So you’ve decided to take the plunge and go solar. Congratulations, you won’t regret it. But now that you’re going through the process, you’ll have a lot of decisions to make – including just how many panels you’ll need for your house.
The number of solar panels needed for your home depends on a number of factors – most important of which is figuring out exactly what your goal is with your panels. Do you want to minimize your carbon footprint? Maximize the return on your investment? Save a lot of money? These are all questions you’ll have to think about.
How much power do you need?
The first step in figuring how many panels you’ll have will depend on what your power consumption looks like. How much power the panels absorb depends on the size of your roof, the amount of sunlight, etc. If you decide to work with us, we’ll help you calculate all that out.

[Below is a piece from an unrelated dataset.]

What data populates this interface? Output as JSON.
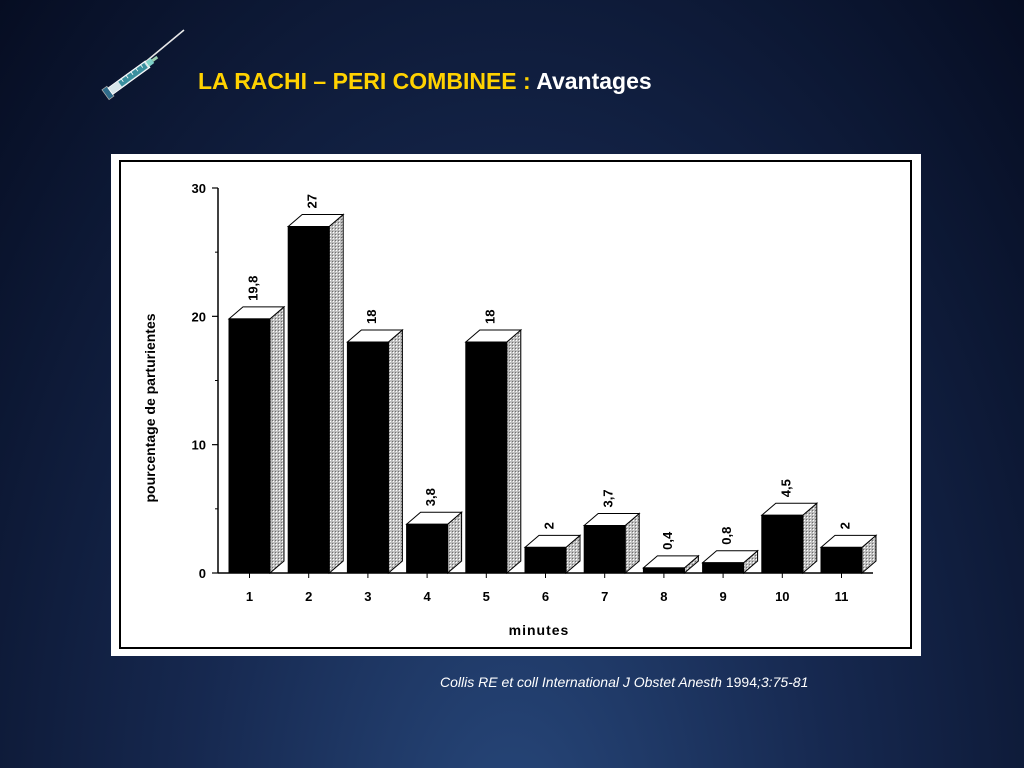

How much sunlight does your house get?
The peak sunlight hours near your home has a huge impact on how many panels you’ll need. For example – if you live in a place like Phoenix, you will get a a lot of light for longer periods of time. If you live in Seattle? Not as much. Doesn’t mean the guy living in Seattle can’t have solar – it’s just that they’re going to need more panels.
What effects panel efficiency?
So the curveball in all of this is that solar panels aren’t all created equal. There are wide variations in the quality and efficiency of panels, so it’s going to depend on your own, unique situation. That being said – you can make a few generalizations about panels. For example, the more efficient a panel is, the more wattage they can produce. That’ll mean the more efficient panels you get for your roof, the fewer actual panels you’ll need.
How big are the panels?
Like everything else on this list, the size and number of panels depends on your house’s unique characteristics. Do you have a big roof? Does it have a dramatic pitch? Which direction does the largest surface area face?
For example – if you have a large, usable surface area, you’ll be able to buy larger panels at a lower cost per panel to get to your target output. If it’s smaller, you may have to purchase smaller, but higher efficiency panels. Again – it all depends.